I believe technological advancements and the continual evolution of the gaming floor will provide more opportunities for fraud and collusion between casino staff and outside agents. Smart guys will outnumber “wise guys.” Bad actors on the inside, with privileged information into the inner workings of the operation, are gaining the authority and autonomy to access assets unchecked. Bad actors on the outside are gaining intelligence on employees through open source investigation on the internet (OSINT) to connect, con, exploit and target aiders and abettors. The internet has become a sort of eHarmony hookup for bad actors.
In 2023 the security vulnerabilities of casinos were exposed to the world through a series of high profile ransomware attacks and cage heists that employed sophisticated social engineering techniques. All were facilitated by employees who were “tricked” by smart outsiders who had inside information and were able to target unsuspecting employees and exploit their lack of awareness and training.
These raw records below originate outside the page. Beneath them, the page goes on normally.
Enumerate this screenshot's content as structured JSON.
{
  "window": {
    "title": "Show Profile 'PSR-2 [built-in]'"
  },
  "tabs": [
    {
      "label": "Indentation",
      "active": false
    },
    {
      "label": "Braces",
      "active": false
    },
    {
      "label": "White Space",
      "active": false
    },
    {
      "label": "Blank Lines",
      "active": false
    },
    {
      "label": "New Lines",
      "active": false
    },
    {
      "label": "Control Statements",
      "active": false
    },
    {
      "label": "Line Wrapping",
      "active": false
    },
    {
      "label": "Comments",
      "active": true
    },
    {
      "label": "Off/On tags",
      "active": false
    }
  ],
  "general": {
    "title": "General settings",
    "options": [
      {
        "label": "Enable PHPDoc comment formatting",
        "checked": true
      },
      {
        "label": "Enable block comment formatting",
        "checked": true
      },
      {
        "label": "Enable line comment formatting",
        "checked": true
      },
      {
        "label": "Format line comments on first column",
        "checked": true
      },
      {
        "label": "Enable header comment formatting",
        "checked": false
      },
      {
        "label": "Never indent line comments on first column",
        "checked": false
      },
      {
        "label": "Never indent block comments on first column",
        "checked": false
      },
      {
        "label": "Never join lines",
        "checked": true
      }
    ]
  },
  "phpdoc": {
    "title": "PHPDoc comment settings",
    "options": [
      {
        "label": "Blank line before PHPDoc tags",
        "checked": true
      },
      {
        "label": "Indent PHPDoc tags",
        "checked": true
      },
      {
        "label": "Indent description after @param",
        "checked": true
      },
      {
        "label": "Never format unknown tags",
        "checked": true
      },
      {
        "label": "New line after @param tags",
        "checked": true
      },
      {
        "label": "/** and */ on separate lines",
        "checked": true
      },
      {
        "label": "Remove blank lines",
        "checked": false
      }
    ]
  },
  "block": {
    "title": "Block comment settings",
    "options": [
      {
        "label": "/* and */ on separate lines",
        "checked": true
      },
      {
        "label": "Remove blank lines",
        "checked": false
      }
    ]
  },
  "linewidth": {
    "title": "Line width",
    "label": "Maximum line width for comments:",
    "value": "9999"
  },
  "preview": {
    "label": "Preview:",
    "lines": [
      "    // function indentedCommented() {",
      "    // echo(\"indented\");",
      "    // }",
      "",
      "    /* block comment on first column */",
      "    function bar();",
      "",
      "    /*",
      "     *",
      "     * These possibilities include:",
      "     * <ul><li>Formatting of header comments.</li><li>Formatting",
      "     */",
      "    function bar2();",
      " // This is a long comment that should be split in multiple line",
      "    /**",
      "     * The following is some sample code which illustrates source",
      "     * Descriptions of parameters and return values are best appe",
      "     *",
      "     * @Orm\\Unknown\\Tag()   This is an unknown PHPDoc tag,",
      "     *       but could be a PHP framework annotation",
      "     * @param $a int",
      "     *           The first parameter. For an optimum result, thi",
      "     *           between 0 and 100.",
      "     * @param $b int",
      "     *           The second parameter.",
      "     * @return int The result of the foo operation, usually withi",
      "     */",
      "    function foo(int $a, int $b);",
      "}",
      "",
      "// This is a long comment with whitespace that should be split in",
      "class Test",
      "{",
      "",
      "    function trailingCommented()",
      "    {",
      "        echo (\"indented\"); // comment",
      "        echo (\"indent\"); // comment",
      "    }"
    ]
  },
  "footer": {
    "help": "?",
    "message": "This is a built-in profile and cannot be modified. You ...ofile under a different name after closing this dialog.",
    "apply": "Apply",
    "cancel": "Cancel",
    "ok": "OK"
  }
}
Since COVID I’ve noticed an increase in fraud around the world in all industries. I think about the fraud diamond and how employees have become more motivated and empowered to steal from their employers.
The events of last year somewhat shifted my thinking on the casino insider threat. Over the years I’ve viewed employee theft as malicious. A thief is a thief! Now I see a digital world that enables fraud and enlists not only motivated criminals but unsuspecting accomplices with the push of a button.
Fighting Fraud with Fraud Fighters
To address the insider threat casinos need a different approach. A more aggressive approach. This starts with forming a specialized team of fraud experts. Not part-timers from other asset protection departments who take on a hybrid role but actual full-time dedicated fraud experts.
The organization chart is the window to the organization’s soul. A dedicated team on the org chart shows commitment to stake holders of doing everything they can do to maximize profits and to reduce the risk of internal fraud. And it would send a deterrent message to employees that the chances of successfully committing fraud and getting away with it are low. The fraud team's authority and presence would be seen as an ever-present caution to employees considering fraud.
The fraud team’s mission would be to deter, reduce the risk and to investigate internal fraud. Priority would be given to proactive deterrence and risk reduction. This can be achieved by reducing the opportunity for fraud and developing checks and balances for people with higher capabilities of committing fraud.
A key to success is providing fraud training and awareness to all staff, both during onboarding and ongoing. For example, all staff will be given social engineering training along with the latest methods hackers are using to get employees to help them infiltrate internal systems. Customized fraud recognition and protection training would be conducted by the team for all employees who are responsible for detecting fraud i.e., dealers, supervisors and managers.
The fraud team would be responsible for conducting internal policy, process and procedure risk assessments with the objective of recommending improvements and suggestions based on the latest and best industry practices. They will conduct fraud research and present their findings to senior executives and department heads.
The fraud team would work with law enforcement agencies and other casinos to obtain the latest intel on casino specific fraud and scams. They will work with internal departments like security, surveillance and revenue audit to conduct investigations.The fraud team would set up a whistleblower hotline. Intel and tips would be investigated and acted on immediately.
Above all else the fraud team will be proactive in staying informed on the latest threats to casinos, especially those involving technology. The fraud team will report any new threats to senior management and give regular presentations and updates on best practices against fraud in the casino industry.
The ultimate goal of the casino fraud team - ensuring 100% of employees are assets to the business and 0% are liabilities.